Natal tropical: uma estrela maior para todos nós
Mesmo sob o calor tropical, às vezes acompanhado de chuvas torrenciais que nos mantêm ilhados em casa (…), o Natal em Bom Despacho é uma celebração única
VANDER ANDRÉ – O calor é intenso, o sol brilha radiante. Neve? Isso é coisa distante, algo que nunca se viu por aqui, desde que me entendo por gente, exceto nos filmes comuns nesta época como o icônico “Esqueceram de mim” numa requentada (com o perdão do trocadilho) sessão da tarde global. Ainda assim, os sinos tocam jingle bells e o espírito natalino toma conta de Bom Despacho, trazendo a magia do Natal mesmo sob o clima tropical. É uma celebração amplamente valorizada entre os cristãos que aqui vivem.
As vendas aquecem o comércio local, que resiste ao crescimento exponencial das compras virtuais. As lojas, protegidas por toldos gigantes que sombreiam as calçadas (nem sei dizer se eles são permitidos em leis municipais, apesar de necessários), enfrentam a sazonalidade com criatividade. Entre as vitrines decoradas, destaca-se uma ostensiva homenagem à cultura finlandesa e aos lapões: são pinheiros, cenários de nevasca, bolas coloridas, laços, fitas e muito mais, complementados por presépios, anjos e outros enfeites natalinos, em sua maioria made in China, quem diria, onde o cristianismo nem é uma religião predominante.
Na Praça da Matriz, cujo projeto arquitetônico foi assinado nos anos 1970 pela renomada arquiteta Freusa Zechmeister, figurinista do Grupo Corpo — falecida no último dia 7, a quem presto esta homenagem póstuma —, um trenó de acrílico puxado por uma rena colorida rouba a cena durante o dia, pois à noite são as luzes que se prestam a “natalizar BD” e atrair a curiosidade de toda a gente. O cenário desperta sorrisos e encantamento não apenas nas crianças, mas em muitos adultos, esperançosos por mais um bom Natal, repleto de lembranças e, por que não dizer, presentes de amigos ocultos ou não.
Entre os frequentadores da Praça da Matriz, destaca-se Lalado Vaz, figura singular da comunidade e mestre das prosas ao entardecer naqueles bancos em frente ao antigo Hospital Doutor Miguel. Com sua gentileza característica e sorriso largo, ele encarna o papel de Papai Noel dos trópicos. Sentado em um trenó que soa exótico para quem cresceu ao som de carros de boi e charretes, Lalado convida todos a celebrarem a união e a alegria desta época do ano, além de aproveitar o vídeo que viralizou nas redes sociais para ouvir seus causos no podcast PodBom e reclamar da falta de energia (quem diria, nesta época, tão vital) da Cemig. ASSISTA CLICANDO AQUI.

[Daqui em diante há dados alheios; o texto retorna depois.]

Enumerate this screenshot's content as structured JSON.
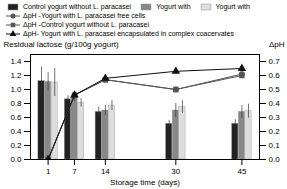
{
  "chart_data": {
    "type": "bar",
    "xlabel": "Storage time (days)",
    "ylabel": "Residual lactose (g/100g yogurt)",
    "y2label": "ΔpH",
    "x": [
      1,
      7,
      14,
      30,
      45
    ],
    "xlim": [
      -3,
      49
    ],
    "xticks": [
      1,
      7,
      14,
      30,
      45
    ],
    "ylim": [
      0.0,
      1.5
    ],
    "yticks": [
      {
        "value": 0,
        "label": "0.0"
      },
      0.2,
      0.4,
      0.6,
      0.8,
      {
        "value": 1,
        "label": "1.0"
      },
      1.2,
      1.4
    ],
    "y2lim": [
      0.0,
      0.75
    ],
    "y2ticks": [
      {
        "value": 0,
        "label": "0.0"
      },
      0.1,
      0.2,
      0.3,
      0.4,
      0.5,
      0.6,
      0.7
    ],
    "grid": false,
    "legend": "top",
    "series": [
      {
        "name": "Control yogurt without L. paracasei",
        "type": "bar",
        "color": "#222222",
        "values": [
          1.12,
          0.86,
          0.68,
          0.51,
          0.51
        ],
        "errors": [
          0.2,
          0.05,
          0.07,
          0.05,
          0.06
        ]
      },
      {
        "name": "Yogurt with",
        "type": "bar",
        "color": "#888888",
        "values": [
          1.11,
          0.9,
          0.7,
          0.7,
          0.68
        ],
        "errors": [
          0.13,
          0.07,
          0.07,
          0.1,
          0.09
        ]
      },
      {
        "name": "Yogurt with",
        "type": "bar",
        "color": "#dddddd",
        "values": [
          1.1,
          0.81,
          0.77,
          0.75,
          0.69
        ],
        "errors": [
          0.2,
          0.06,
          0.07,
          0.09,
          0.1
        ]
      },
      {
        "name": "ΔpH -Yogurt with L. paracasei free cells",
        "type": "line",
        "axis": "y2",
        "color": "#555555",
        "marker": "circle",
        "values": [
          0.0,
          0.46,
          0.57,
          0.5,
          0.61
        ],
        "errors": [
          0.0,
          0.015,
          0.015,
          0.015,
          0.02
        ]
      },
      {
        "name": "ΔpH -Control yogurt without L. paracasei",
        "type": "line",
        "axis": "y2",
        "color": "#555555",
        "marker": "square",
        "values": [
          0.0,
          0.46,
          0.57,
          0.5,
          0.6
        ],
        "errors": [
          0.0,
          0.015,
          0.015,
          0.015,
          0.02
        ]
      },
      {
        "name": "ΔpH- Yogurt with L. paracasei encapsulated in complex coacervates",
        "type": "line",
        "axis": "y2",
        "color": "#111111",
        "marker": "triangle",
        "values": [
          0.0,
          0.46,
          0.58,
          0.63,
          0.65
        ],
        "errors": [
          0.0,
          0.015,
          0.015,
          0.02,
          0.02
        ]
      }
    ]
  }
}
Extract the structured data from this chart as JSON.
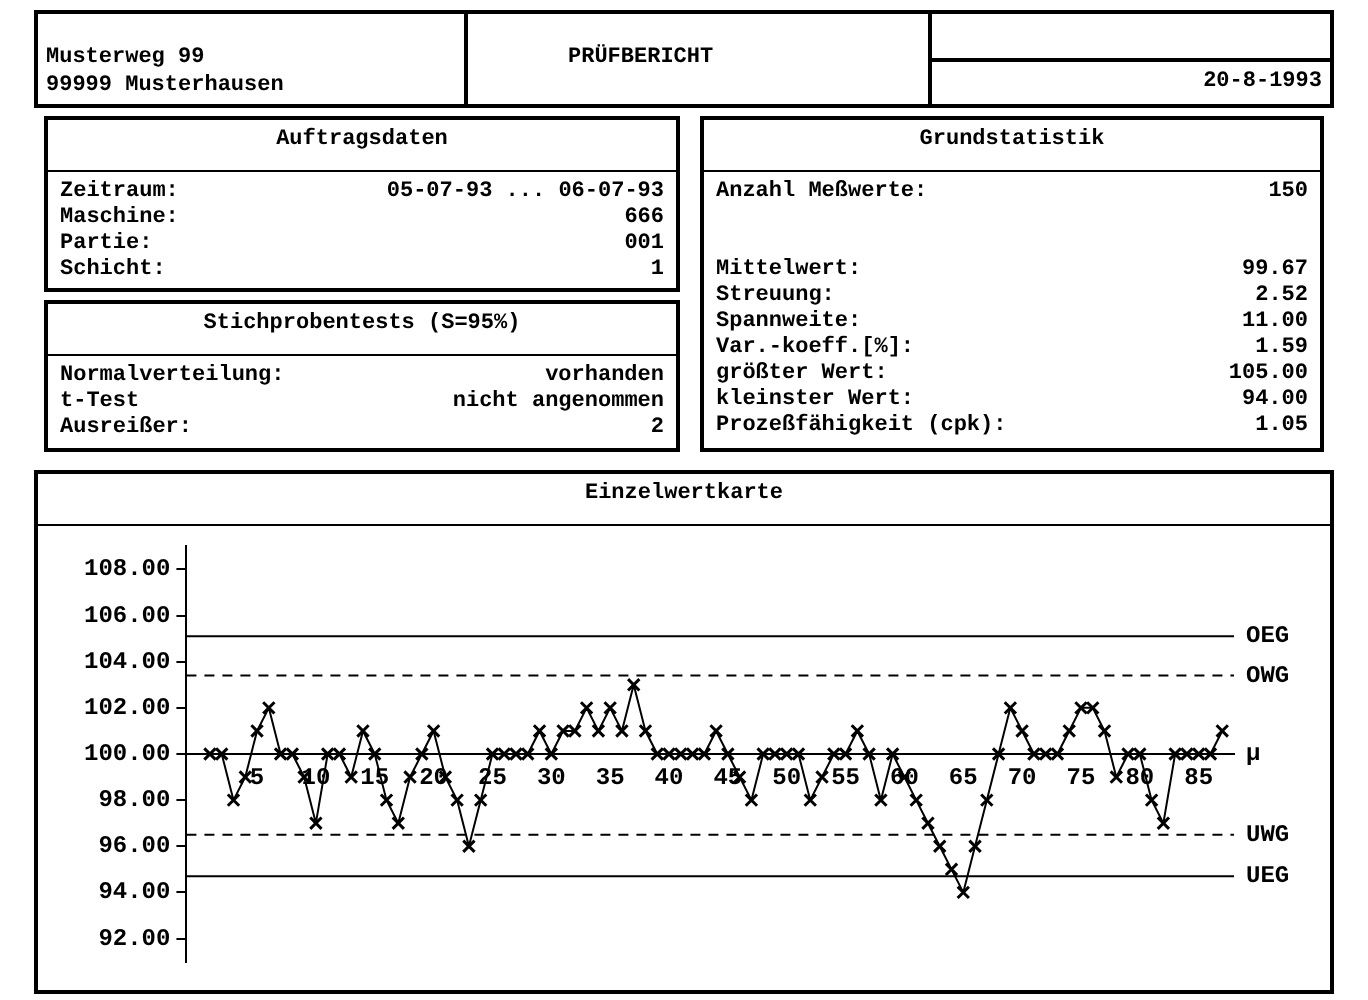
{
  "chart_data": [
    {
      "type": "other",
      "title": "PRÜFBERICHT",
      "annotations": [
        "Musterweg 99",
        "99999 Musterhausen",
        "20-8-1993"
      ]
    },
    {
      "type": "other",
      "title": "Auftragsdaten",
      "annotations": [
        "Zeitraum:",
        "05-07-93 ... 06-07-93",
        "Maschine:",
        "666",
        "Partie:",
        "001",
        "Schicht:",
        "1"
      ]
    },
    {
      "type": "other",
      "title": "Stichprobentests (S=95%)",
      "annotations": [
        "Normalverteilung:",
        "vorhanden",
        "t-Test",
        "nicht angenommen",
        "Ausreißer:",
        "2"
      ]
    },
    {
      "type": "other",
      "title": "Grundstatistik",
      "annotations": [
        "Anzahl Meßwerte:",
        "150",
        "Mittelwert:",
        "99.67",
        "Streuung:",
        "2.52",
        "Spannweite:",
        "11.00",
        "Var.-koeff.[%]:",
        "1.59",
        "größter Wert:",
        "105.00",
        "kleinster Wert:",
        "94.00",
        "Prozeßfähigkeit (cpk):",
        "1.05"
      ]
    },
    {
      "type": "line",
      "title": "Einzelwertkarte",
      "marker": "cross",
      "grid": false,
      "legend": false,
      "x": [
        1,
        2,
        3,
        4,
        5,
        6,
        7,
        8,
        9,
        10,
        11,
        12,
        13,
        14,
        15,
        16,
        17,
        18,
        19,
        20,
        21,
        22,
        23,
        24,
        25,
        26,
        27,
        28,
        29,
        30,
        31,
        32,
        33,
        34,
        35,
        36,
        37,
        38,
        39,
        40,
        41,
        42,
        43,
        44,
        45,
        46,
        47,
        48,
        49,
        50,
        51,
        52,
        53,
        54,
        55,
        56,
        57,
        58,
        59,
        60,
        61,
        62,
        63,
        64,
        65,
        66,
        67,
        68,
        69,
        70,
        71,
        72,
        73,
        74,
        75,
        76,
        77,
        78,
        79,
        80,
        81,
        82,
        83,
        84,
        85,
        86,
        87
      ],
      "values": [
        100,
        100,
        98,
        99,
        101,
        102,
        100,
        100,
        99,
        97,
        100,
        100,
        99,
        101,
        100,
        98,
        97,
        99,
        100,
        101,
        99,
        98,
        96,
        98,
        100,
        100,
        100,
        100,
        101,
        100,
        101,
        101,
        102,
        101,
        102,
        101,
        103,
        101,
        100,
        100,
        100,
        100,
        100,
        101,
        100,
        99,
        98,
        100,
        100,
        100,
        100,
        98,
        99,
        100,
        100,
        101,
        100,
        98,
        100,
        99,
        98,
        97,
        96,
        95,
        94,
        96,
        98,
        100,
        102,
        101,
        100,
        100,
        100,
        101,
        102,
        102,
        101,
        99,
        100,
        100,
        98,
        97,
        100,
        100,
        100,
        100,
        101
      ],
      "color": "#000000",
      "xlim": [
        -1,
        88
      ],
      "xticks": [
        5,
        10,
        15,
        20,
        25,
        30,
        35,
        40,
        45,
        50,
        55,
        60,
        65,
        70,
        75,
        80,
        85
      ],
      "ylim": [
        91,
        109
      ],
      "yticks": [
        {
          "value": 92,
          "label": "92.00"
        },
        {
          "value": 94,
          "label": "94.00"
        },
        {
          "value": 96,
          "label": "96.00"
        },
        {
          "value": 98,
          "label": "98.00"
        },
        {
          "value": 100,
          "label": "100.00"
        },
        {
          "value": 102,
          "label": "102.00"
        },
        {
          "value": 104,
          "label": "104.00"
        },
        {
          "value": 106,
          "label": "106.00"
        },
        {
          "value": 108,
          "label": "108.00"
        }
      ],
      "ref_lines": [
        {
          "axis": "y",
          "value": 105.1,
          "label": "OEG",
          "color": "#000000",
          "line_style": "solid"
        },
        {
          "axis": "y",
          "value": 103.4,
          "label": "OWG",
          "color": "#000000",
          "line_style": "dashed"
        },
        {
          "axis": "y",
          "value": 100,
          "label": "μ",
          "color": "#000000",
          "line_style": "solid"
        },
        {
          "axis": "y",
          "value": 96.5,
          "label": "UWG",
          "color": "#000000",
          "line_style": "dashed"
        },
        {
          "axis": "y",
          "value": 94.7,
          "label": "UEG",
          "color": "#000000",
          "line_style": "solid"
        }
      ]
    }
  ]
}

Curioso que sou, fui pesquisar a origem da imagem do Papai Noel em seu trenó puxado por renas e descobri que ela foi popularizada em 1822 pelo professor de literatura grega Clemente Clark Moore. Ele escreveu o poema Uma Visita de São Nicolau para seus seis filhos, difundindo a ideia do bom velhinho viajando pelos céus. O icônico traje vermelho e branco do Papai Noel, para frustração dos que desejam reinventá-lo, travesti-lo em cores exóticas, incluindo o verde ou o neutro branco, nada tem a ver de ideologias comunistas, longe de qualquer associação política. As cores ganharam notoriedade em 1931, graças a uma campanha publicitária da Coca-Cola, que deu nova vida à criação do cartunista alemão Thomas Nast, de 1863.
Além da Praça da Matriz, outros pontos turísticos de Bom Despacho brilham como o Sol, nossa estrela maior, com a iluminação natalina. A Capela da Cruz do Monte, a Igreja do Rosário, do São Vicente, a Maria-Fumaça, o Engenho do Ribeiro e até a Câmara Municipal e sua árvore locada, reluzem, tornando-se cenários mágicos que encantam moradores e visitantes, que não economizam em selfies e fotos publicadas e marcadas com hasthags memoráveis na instantaneidade do “insta”.
Mesmo sob o calor tropical, às vezes acompanhado de chuvas torrenciais que nos mantêm ilhados em casa (ah, que privilégio) e estimulam a compra de sombrinhas e guarda-chuvas, o Natal em Bom Despacho é uma celebração única. Une tradições universais ao acolhimento e à vibração típicos da nossa terra, aqui no cerrado das Gerais, adaptando com criatividade os elementos pomposos da tradicional cultura do hemisfério norte à nossa realidade cotidiana. Como diria o escritor modernista Oswald de Andrade, isto é antropofagia cultural em ação por aqui nos trópicos, onde temos, sem necessidade de importação, um sol para cada um… (Portal iBOM / Vander André Araújo / Foto: arquivo).